Un cavaliere dall’armatura rosso scuro gli si parò davanti, lui schivò la sua lama e riuscì a infilzargli la propria in un occhio. L’avversario si portò le mani al viso cercando di fermare il fiotto di sangue che usciva e cadde sulle ginocchia.
Nicnevin si era fermata interdetta, il coltello saldo nella mano, guardava Roiben con uno sguardo in cui scintillavano crudeltà e rabbia. Serrò le labbra vermiglie e alzò il pugnale con una luce crudele negli occhi e un sorriso perverso sulle labbra.

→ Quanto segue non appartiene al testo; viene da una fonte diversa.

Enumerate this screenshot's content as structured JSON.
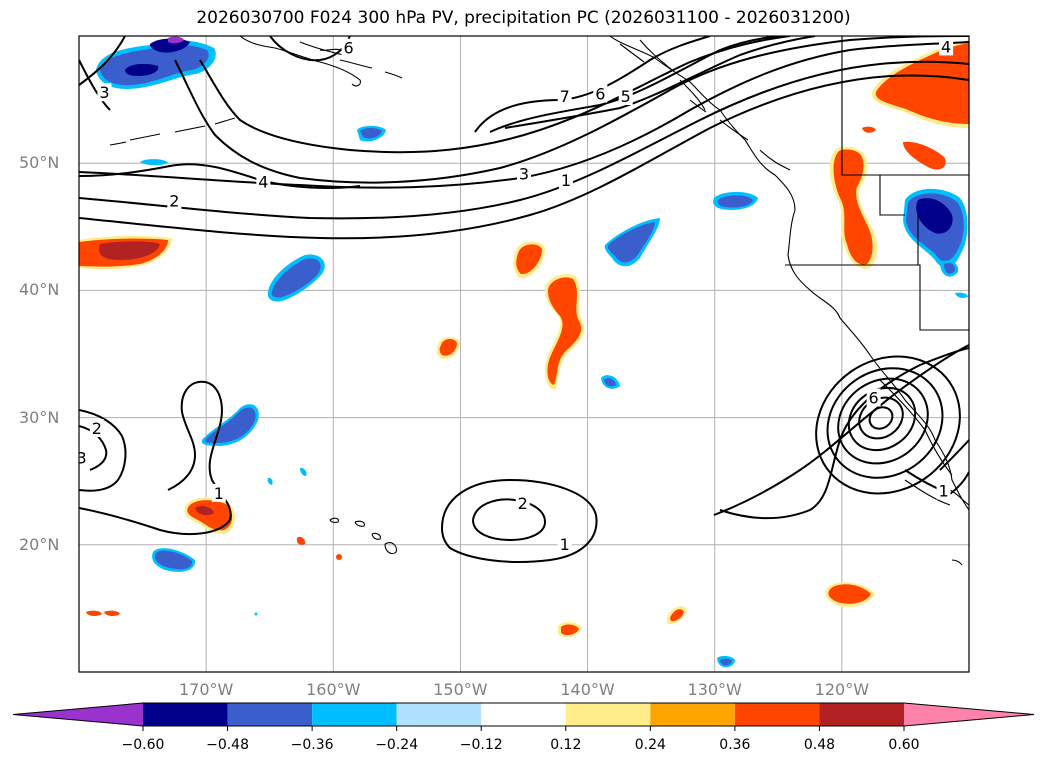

Kaye si concesse di abbassare le palpebre, Roiben non sarebbe mai arrivato a salvarla, nonostante i suoi sforzi non sarebbe riuscito a fare in tempo. Aspettò di sentire il freddo della lama e il dolore ma c’erano solo tonfi di corpi che cadevano e grida, finchè un rumore come lo schiocco di un tirante che si spezza la fece sobbalzare.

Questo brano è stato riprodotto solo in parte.